1. Einleitung

Seit August 1996 besteht für alle Arbeitgeber und Arbeitgeberinnen die Verpflichtung, Gefährdungsbeurteilungen durchzuführen. Grundsätzlich müssen im Rahmen der allgemeinen Gefährdungsbeurteilung auch psychische Belastungen erfasst, die zu treffenden Maßnahmen festgelegt und entsprechend gesteuert werden. Die Handlungshilfen der BGN aus der ASI 10-Reihe bieten Ihnen hierzu schon praktische, branchenbezogene Ansätze an.

§ 5 (1) des Arbeitsschutzgesetzes (ArbSchG) fordert, dass durch "eine Beurteilung der für die Beschäftigten mit ihrer Arbeit verbundenen Gefährdungen" zu ermitteln ist, welche Maßnahmen des Arbeitsschutzes erforderlich sind. Die Änderung des ArbSchG vom 19.10.2013 hat der Gesetzgeber u. a. dazu genutzt, klarzustellen, dass auch "psychische Belastungen bei der Arbeit" im Rahmen der Gefährdungsbeurteilung berücksichtigt werden müssen (§ 5 (3) Nr. 6 ArbSchG).

Sind psychische Belastungen aber noch nicht oder nicht ausreichend in der Gefährdungsbeurteilung berücksichtigt, wird dazu eine spezielle Beurteilung notwendig sein.

Im Folgenden finden Sie praktische Tipps und Hilfen zur angemessenen Beurteilung psychischer Belastungen.

Die gefundenen Belastungen und die festgelegten Maßnahmen sollten dann auch wieder in die zentrale Dokumentation der (Gesamt-) Gefährdungsbeurteilung übernommen werden, so dass dann eine zentrale, abgestimmte Steuerung und Durchführung von Maßnahmen (z. B. Arbeitsplatz- und Arbeitsablaufgestaltung, Qualifizierung, Unterweisung, Informationen an Mitarbeiterinnen und Mitarbeiter) ermöglicht wird.

Was genau versteht man nun unter psychischen Belastungen?

Psychische Belastungen sind die Gesamtheit aller erfassbaren Einflüsse, die von außen auf einen Menschen zukommen und seine Psyche, das heißt Wahrnehmung, Denken, Fühlen und Verhalten, beeinflussen (DIN EN ISO 10075-1).

Diese Belastungen werden in fünf Merkmalsbereiche eingeteilt.
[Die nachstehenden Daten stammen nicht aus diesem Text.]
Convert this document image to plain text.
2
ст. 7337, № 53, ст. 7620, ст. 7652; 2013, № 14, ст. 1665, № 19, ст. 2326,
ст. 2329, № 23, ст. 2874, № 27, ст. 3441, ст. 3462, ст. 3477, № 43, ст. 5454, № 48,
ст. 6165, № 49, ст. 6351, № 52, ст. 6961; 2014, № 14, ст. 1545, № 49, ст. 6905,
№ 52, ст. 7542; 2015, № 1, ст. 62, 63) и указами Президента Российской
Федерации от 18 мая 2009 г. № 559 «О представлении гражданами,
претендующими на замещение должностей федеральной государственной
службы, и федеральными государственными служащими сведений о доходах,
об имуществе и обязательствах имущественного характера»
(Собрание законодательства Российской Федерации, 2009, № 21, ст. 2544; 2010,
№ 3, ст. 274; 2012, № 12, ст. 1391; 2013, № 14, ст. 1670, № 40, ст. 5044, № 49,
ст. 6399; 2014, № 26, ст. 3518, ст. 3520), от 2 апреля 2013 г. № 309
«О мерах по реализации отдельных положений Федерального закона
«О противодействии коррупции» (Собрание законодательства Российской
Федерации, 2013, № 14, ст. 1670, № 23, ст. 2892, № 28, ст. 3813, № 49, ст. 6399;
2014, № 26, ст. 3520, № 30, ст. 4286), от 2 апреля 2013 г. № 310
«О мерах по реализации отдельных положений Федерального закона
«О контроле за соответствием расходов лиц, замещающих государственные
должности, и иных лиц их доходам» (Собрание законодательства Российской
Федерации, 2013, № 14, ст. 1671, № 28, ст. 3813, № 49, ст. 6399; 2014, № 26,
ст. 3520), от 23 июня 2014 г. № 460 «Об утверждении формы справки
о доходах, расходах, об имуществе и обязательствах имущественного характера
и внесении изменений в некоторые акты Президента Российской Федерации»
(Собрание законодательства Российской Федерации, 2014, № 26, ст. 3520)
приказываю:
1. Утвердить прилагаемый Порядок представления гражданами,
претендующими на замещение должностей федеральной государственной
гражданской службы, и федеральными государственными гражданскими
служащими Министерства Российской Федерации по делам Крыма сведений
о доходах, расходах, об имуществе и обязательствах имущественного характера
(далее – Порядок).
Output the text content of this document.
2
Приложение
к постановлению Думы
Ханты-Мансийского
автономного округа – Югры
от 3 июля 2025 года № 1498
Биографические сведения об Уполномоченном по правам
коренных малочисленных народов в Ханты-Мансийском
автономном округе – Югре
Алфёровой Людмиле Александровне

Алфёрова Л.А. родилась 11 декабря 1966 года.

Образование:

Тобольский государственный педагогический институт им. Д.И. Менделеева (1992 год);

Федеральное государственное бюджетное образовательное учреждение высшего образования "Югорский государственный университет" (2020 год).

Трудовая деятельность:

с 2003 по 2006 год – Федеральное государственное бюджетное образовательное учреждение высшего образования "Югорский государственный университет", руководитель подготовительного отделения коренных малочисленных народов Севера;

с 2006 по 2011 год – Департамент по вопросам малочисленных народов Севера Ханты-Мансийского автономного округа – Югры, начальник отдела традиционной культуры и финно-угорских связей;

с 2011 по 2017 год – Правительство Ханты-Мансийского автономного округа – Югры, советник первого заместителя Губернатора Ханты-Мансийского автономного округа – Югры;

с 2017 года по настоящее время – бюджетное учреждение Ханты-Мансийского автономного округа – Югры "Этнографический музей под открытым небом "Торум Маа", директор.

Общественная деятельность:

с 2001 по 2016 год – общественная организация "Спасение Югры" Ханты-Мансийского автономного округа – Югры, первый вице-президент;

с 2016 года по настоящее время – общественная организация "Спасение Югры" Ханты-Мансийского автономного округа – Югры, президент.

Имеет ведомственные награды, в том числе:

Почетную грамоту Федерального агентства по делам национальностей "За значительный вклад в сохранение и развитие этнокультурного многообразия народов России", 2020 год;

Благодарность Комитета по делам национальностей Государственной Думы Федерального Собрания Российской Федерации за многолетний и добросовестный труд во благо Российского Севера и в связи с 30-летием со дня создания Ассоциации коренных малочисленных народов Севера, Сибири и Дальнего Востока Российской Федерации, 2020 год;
Belastungen können sich demnach ergeben durch:

Der Begriff "Belastung" ist dabei nicht negativ, sondern neutral zu verstehen. Eine ausführliche Auflistung der Merkmalsbereiche und möglicher Ausprägungen finden Sie in Kapitel 4.

Alle Belastungen wirken sich auf den Menschen aus. Maßnahmen zur Arbeitsgestaltung sind immer dann notwendig, wenn sich durch die Belastungen Gefährdungen für die Gesundheit der Beschäftigten ergeben. Aufgrund der Veränderungen in der Arbeitswelt besteht weitgehend Konsens, dass psychische Einflussfaktoren zunehmen, z. B. durch die fortlaufende Beschleunigung von Fertigungs-, Dienstleistungs- und Kommunikationsprozessen.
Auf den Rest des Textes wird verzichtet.